O ano é 2020. A data foi definida há uma semana, quando a União Europeia formalizou a criação de um fundo específico para a criação das Forças Armadas da União Europeia. A data de 2020 não é à-toa: é exatamente no ano após o a consolidação do Brexit. A razão é óbvia: o Reino Unido nunca aceitou a ideia das Forças Armadas da União Europeia – e tem suas razões, uma vez que seria uma força predominantemente continental e sob comando franco-germânico, o que o escantearia per se, e, principalmente, porque haveria gritantes sobreposições com a OTAN, aonde a chamada relação especial entre Londres e Washington garantia proeminência para os insulares. Com britânicos fora do caminho, a Europa (leia-se a Alemanha) começa a se preparar para ser protagonista independentemente da OTAN e para falar grosso na aliança atlântica, se assim o desejar – é sempre bom lembrar que a outra potência continental (embora em constante decadência militar há dois séculos, a França ainda é um ator relevante) tem relações conflituosas com a OTAN, a ponto de ter ficado voluntariamente fora do comando militar da aliança de defesa coletiva ocidental de 1966 (De Gaulle) a 2009 (Sarkozy).
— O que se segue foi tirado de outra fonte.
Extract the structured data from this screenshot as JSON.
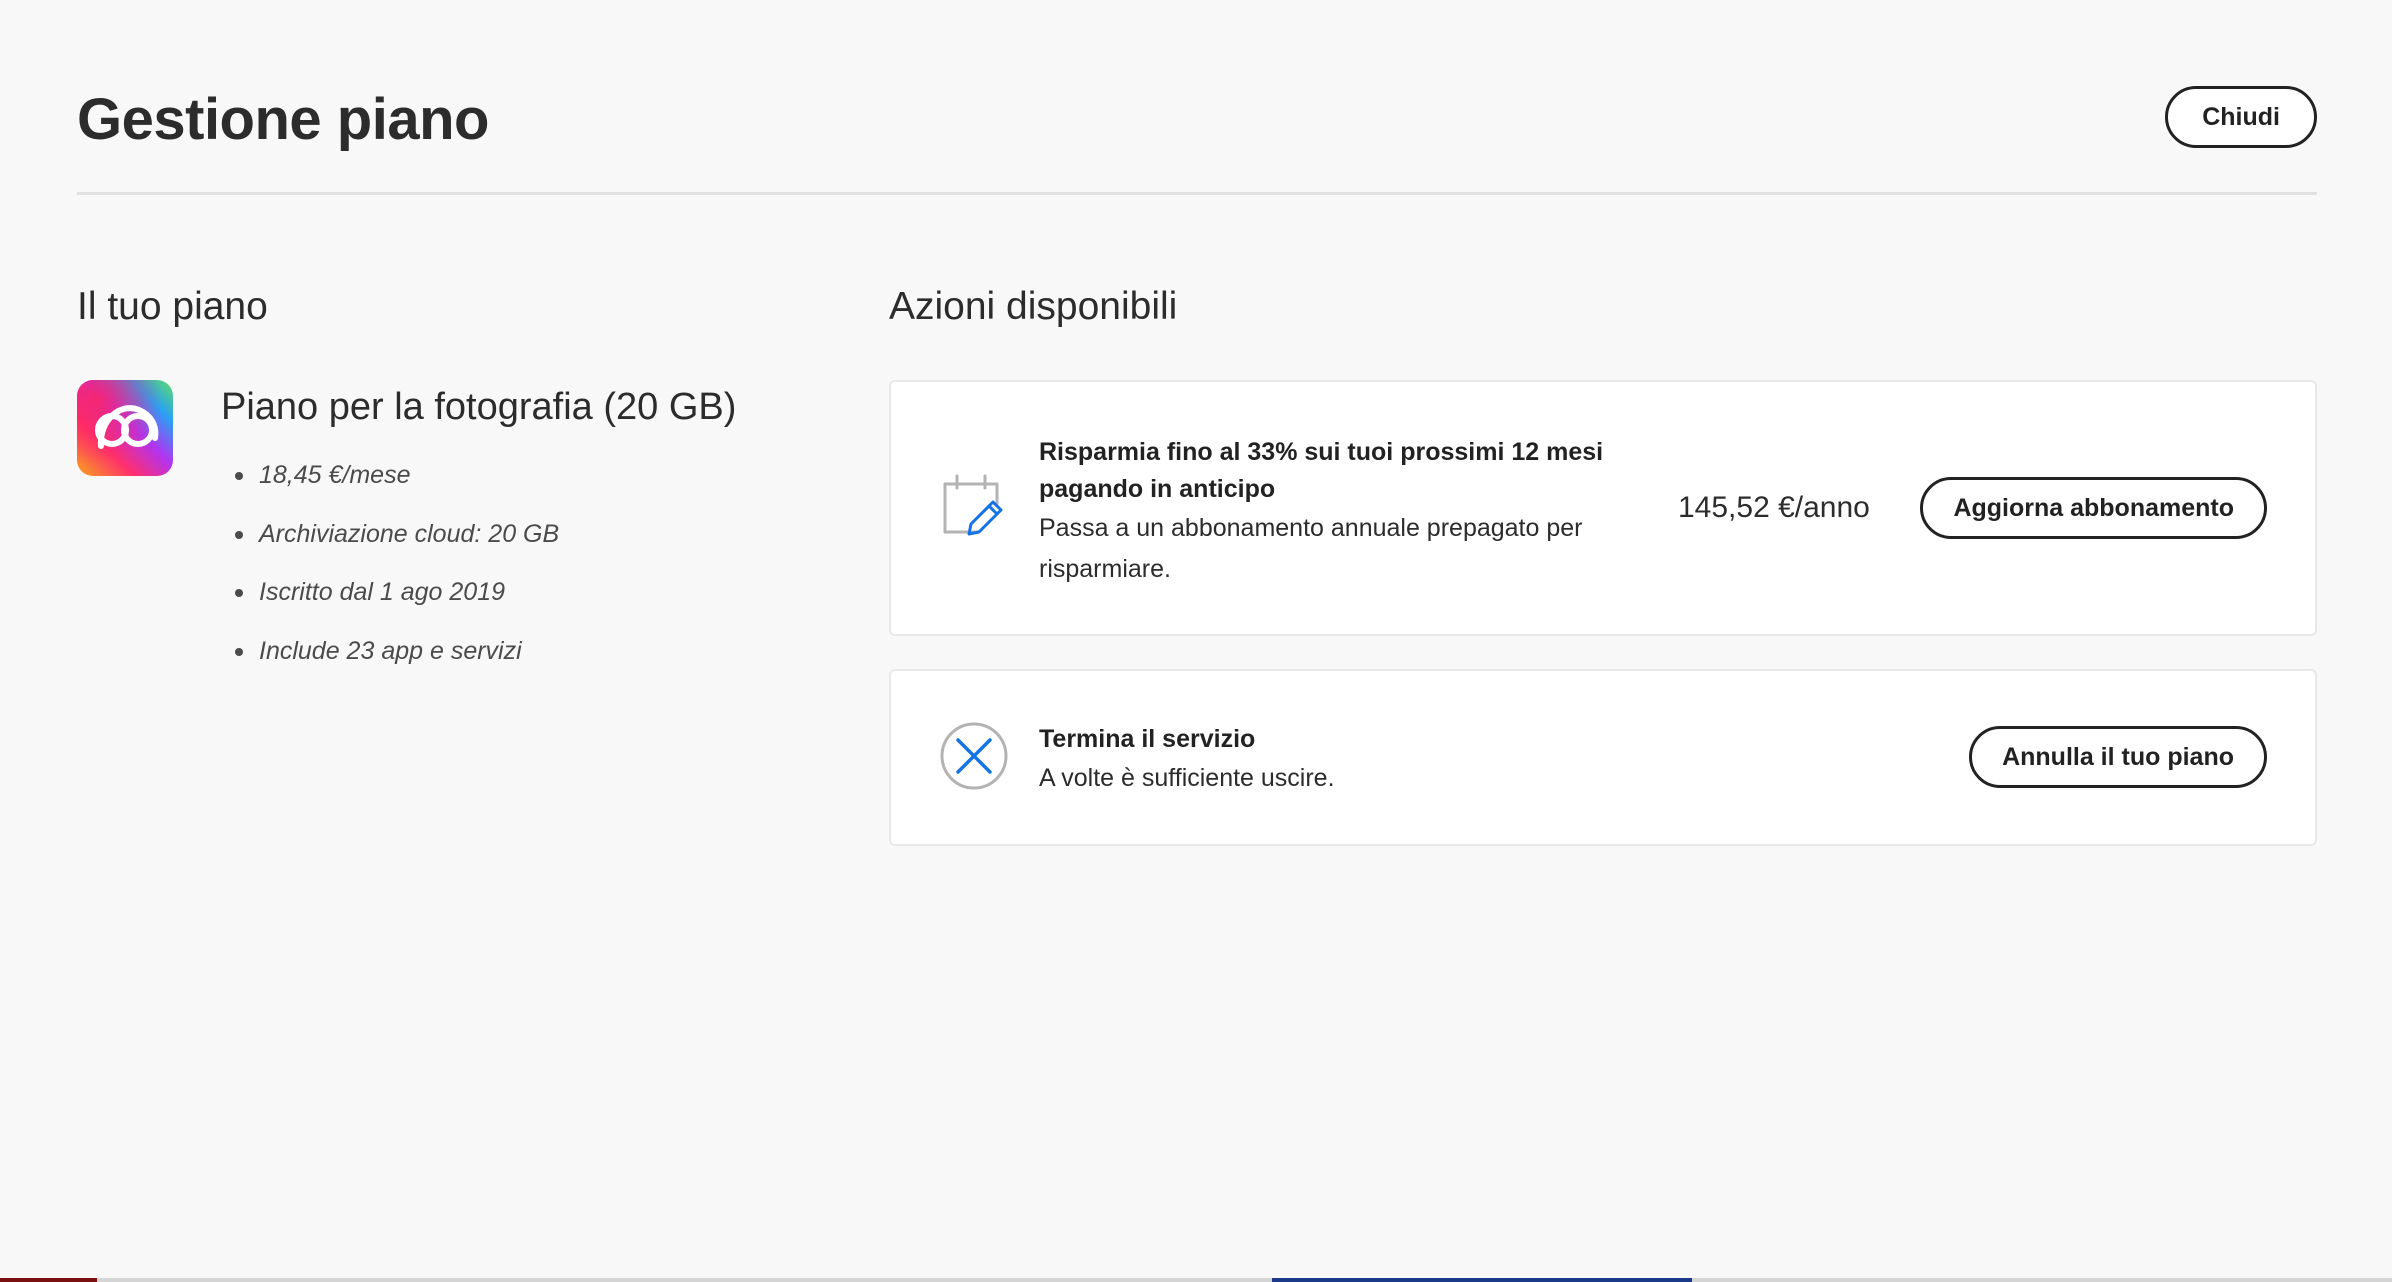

O ano é 2020 e o valor do orçamento é de seis bilhões de euro por ano, dos quais ½ bilhão será exclusivo para financiamento de pesquisas militares e 5½ bilhões serão para compra de equipamento – cada país pagará por seus militares, ao menos no primeiro momento. É muito dinheiro, mas ainda não é suficiente para se montar uma das maiores forças armadas do mundo. Ainda.

O apelo é gigantesco, não só pelo lado político (como apenas países possuem forças armadas, a criação das Forças Armadas da União Europeia são um indicativo poderosíssimo de que a União Europeia é apenas uma etapa rumo aos tão sonhados Estados Unidos da Europa), como também pelo lado econômico: ao invés de cada país ter suas armas e suas estruturas de treinamento, logística, comando e comunicação, todos terão as mesmas armas e dividirão estruturas integradas de treinamento, logística, comando e comunicação, levando a ganhos de escala fenomenais e, principalmente, retroalimentando o processo de concentrar todos os recursos militares europeus nas Forças Armadas da União Europeia, em detrimento das forças nacionais e da OTAN. Principalmente por conta do segundo fator: Donald Trump. O fato de o dono do combover mais famoso do mundo ter prometido em campanha fazer seus parceiros europeus na OTAN pagarem mais pela proteção americana – que, de fato, existe e, de fato também, é majoritariamente custeada pelos impostos americanos – e, dadas as demonstrações do topetudo de que ele cumpre suas promessas, por mais insanas que sejam, leva os europeus à mais elementar das conclusões: se for para pagar mais pela estrutura de defesa americana, que paguemos pelas nossa própria estrutura de defesa europeia. Simples assim. É um péssimo negócio para a indústria armamentista americana (o infame complexo industrial-militar a que Eisenhower sempre se referia), que apoiou Trump e agora percebe que o americano está em vias de fechar-lhe as portas do mercado europeu e transformar em irrelevante o sempre cativo mercado da OTAN. A União Europeia já fez sua escolha: com Trump pressionando por mais gastos de um lado e sem Londres vetando a criação das Forças Armadas da União Europeia de outro, todos se voltam para uma revivida Bundeswher para liderar e a Alemanha para bancar a defesa europeia. Com a expansão da Bundeswher, a extensão da Prússia vai transformando a Europa em sua extensão, graças à vontade dos demais países, sob aplausos entusiasmados e sem disparar um tiro sequer.

Pedro Nascimento Araujo é economista.